Evidence on the impact of nurse-to-patient ratios includes studies reporting a positive impact on staffing levels and patient outcomes (eg lower mortality). Nurses – and their unions – who work in jurisdictions using state-level mandated ratios reportedly like the certainty and legislative underpinning that comes with them. Such ratios offer a transparent and easily understood staff metric, and can make it easier to hold governments to account for any political commitments on safe staffing levels.
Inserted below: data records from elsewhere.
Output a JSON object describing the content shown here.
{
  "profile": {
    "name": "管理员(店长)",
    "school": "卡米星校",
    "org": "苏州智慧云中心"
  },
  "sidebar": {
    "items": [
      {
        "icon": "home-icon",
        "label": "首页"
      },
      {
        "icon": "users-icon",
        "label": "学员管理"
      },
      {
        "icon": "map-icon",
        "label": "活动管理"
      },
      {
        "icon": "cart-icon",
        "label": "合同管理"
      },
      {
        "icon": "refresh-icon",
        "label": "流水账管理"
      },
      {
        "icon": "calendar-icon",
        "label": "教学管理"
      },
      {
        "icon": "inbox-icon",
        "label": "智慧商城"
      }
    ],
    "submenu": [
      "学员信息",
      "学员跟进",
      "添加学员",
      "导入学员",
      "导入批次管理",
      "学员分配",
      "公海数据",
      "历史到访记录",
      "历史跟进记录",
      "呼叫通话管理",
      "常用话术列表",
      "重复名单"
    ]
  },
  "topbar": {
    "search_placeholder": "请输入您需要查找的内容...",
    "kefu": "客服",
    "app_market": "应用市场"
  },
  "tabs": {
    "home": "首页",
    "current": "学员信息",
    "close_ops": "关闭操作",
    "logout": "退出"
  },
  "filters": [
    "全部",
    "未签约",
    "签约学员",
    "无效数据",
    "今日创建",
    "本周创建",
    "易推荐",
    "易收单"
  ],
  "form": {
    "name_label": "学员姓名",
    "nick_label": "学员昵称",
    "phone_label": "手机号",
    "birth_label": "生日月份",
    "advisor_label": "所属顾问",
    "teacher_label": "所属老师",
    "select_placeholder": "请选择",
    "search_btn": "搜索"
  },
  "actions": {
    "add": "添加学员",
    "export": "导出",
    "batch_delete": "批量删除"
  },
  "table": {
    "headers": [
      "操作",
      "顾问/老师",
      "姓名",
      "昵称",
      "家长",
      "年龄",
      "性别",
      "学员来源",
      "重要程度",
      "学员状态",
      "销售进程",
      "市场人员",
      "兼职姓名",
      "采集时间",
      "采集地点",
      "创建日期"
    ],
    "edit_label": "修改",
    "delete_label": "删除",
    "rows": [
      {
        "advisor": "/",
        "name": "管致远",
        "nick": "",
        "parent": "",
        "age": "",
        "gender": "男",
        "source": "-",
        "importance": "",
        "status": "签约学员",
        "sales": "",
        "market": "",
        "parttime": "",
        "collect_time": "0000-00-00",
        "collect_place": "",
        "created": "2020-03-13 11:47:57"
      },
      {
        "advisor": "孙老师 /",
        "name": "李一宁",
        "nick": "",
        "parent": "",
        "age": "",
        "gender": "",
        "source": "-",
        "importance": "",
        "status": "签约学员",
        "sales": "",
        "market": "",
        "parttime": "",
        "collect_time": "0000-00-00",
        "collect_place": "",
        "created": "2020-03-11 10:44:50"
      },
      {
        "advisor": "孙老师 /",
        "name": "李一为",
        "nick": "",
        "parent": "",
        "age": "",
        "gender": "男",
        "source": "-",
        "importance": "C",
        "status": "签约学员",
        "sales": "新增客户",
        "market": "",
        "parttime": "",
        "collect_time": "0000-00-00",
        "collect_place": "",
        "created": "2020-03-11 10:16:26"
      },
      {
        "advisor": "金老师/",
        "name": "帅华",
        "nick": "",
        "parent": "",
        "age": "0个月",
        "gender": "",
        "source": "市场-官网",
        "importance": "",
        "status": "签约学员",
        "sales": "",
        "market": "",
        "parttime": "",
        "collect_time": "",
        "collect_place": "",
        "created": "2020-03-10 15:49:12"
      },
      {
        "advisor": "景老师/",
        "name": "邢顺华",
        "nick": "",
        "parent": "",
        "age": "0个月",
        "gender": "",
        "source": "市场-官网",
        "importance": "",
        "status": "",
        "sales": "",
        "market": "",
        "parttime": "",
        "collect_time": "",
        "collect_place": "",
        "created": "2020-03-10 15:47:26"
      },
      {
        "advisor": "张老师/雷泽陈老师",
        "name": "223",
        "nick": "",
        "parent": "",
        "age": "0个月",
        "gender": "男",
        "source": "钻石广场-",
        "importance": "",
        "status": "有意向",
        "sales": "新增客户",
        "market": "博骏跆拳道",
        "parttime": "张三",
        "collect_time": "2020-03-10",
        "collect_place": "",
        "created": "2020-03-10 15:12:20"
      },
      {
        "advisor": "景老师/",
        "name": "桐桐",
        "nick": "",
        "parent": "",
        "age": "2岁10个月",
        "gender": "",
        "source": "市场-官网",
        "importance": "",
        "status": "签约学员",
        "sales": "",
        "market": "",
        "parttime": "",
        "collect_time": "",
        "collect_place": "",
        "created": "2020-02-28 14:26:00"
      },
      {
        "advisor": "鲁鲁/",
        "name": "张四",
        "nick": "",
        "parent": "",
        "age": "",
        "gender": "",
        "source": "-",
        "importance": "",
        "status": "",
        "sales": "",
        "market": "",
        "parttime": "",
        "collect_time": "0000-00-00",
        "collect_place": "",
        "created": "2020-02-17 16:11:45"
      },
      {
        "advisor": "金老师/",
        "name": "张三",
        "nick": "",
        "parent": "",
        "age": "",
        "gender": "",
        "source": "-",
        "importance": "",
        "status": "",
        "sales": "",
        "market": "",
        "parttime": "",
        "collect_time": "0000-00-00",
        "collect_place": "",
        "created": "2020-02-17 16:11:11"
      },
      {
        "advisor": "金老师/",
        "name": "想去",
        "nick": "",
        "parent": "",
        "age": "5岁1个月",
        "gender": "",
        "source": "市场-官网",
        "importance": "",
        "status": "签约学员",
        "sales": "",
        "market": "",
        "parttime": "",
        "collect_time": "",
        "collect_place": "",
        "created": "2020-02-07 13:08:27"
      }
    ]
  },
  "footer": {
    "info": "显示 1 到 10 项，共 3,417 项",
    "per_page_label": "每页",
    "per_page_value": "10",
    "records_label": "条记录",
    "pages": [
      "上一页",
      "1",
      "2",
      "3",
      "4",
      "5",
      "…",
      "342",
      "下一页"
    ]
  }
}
Though they are sometimes criticised as a ‘blunt instrument’ creating local inflexibility, closer examination shows that, in some contexts at least, ratios have been adjusted over time, tailored to different care environments, and have some local flexibility. In the nursing home sector, the Australian federal government has implemented nationwide mandatory minimum nursing hours per resident, and the US federal government is aiming for a similar nationwide regulated minimum nurse staffing standard.

Safety in numbers

The NHS in England has some catching up to do to tackle understaffing in nursing. There is no perfect solution, but there are options to assess. Learning lessons from various system-wide nurse staffing approaches already used in similar care contexts could help identify how best to standardise and improve local nurse safe staffing in England. This could enable greater policy alignment between delivering local safe staffing levels and the national nurse supply projections in the NHS England Long Term Workforce Plan. It would also help identify where increased funding is most urgently required to sustain nursing workforce growth, and ultimately, it would improve patient care.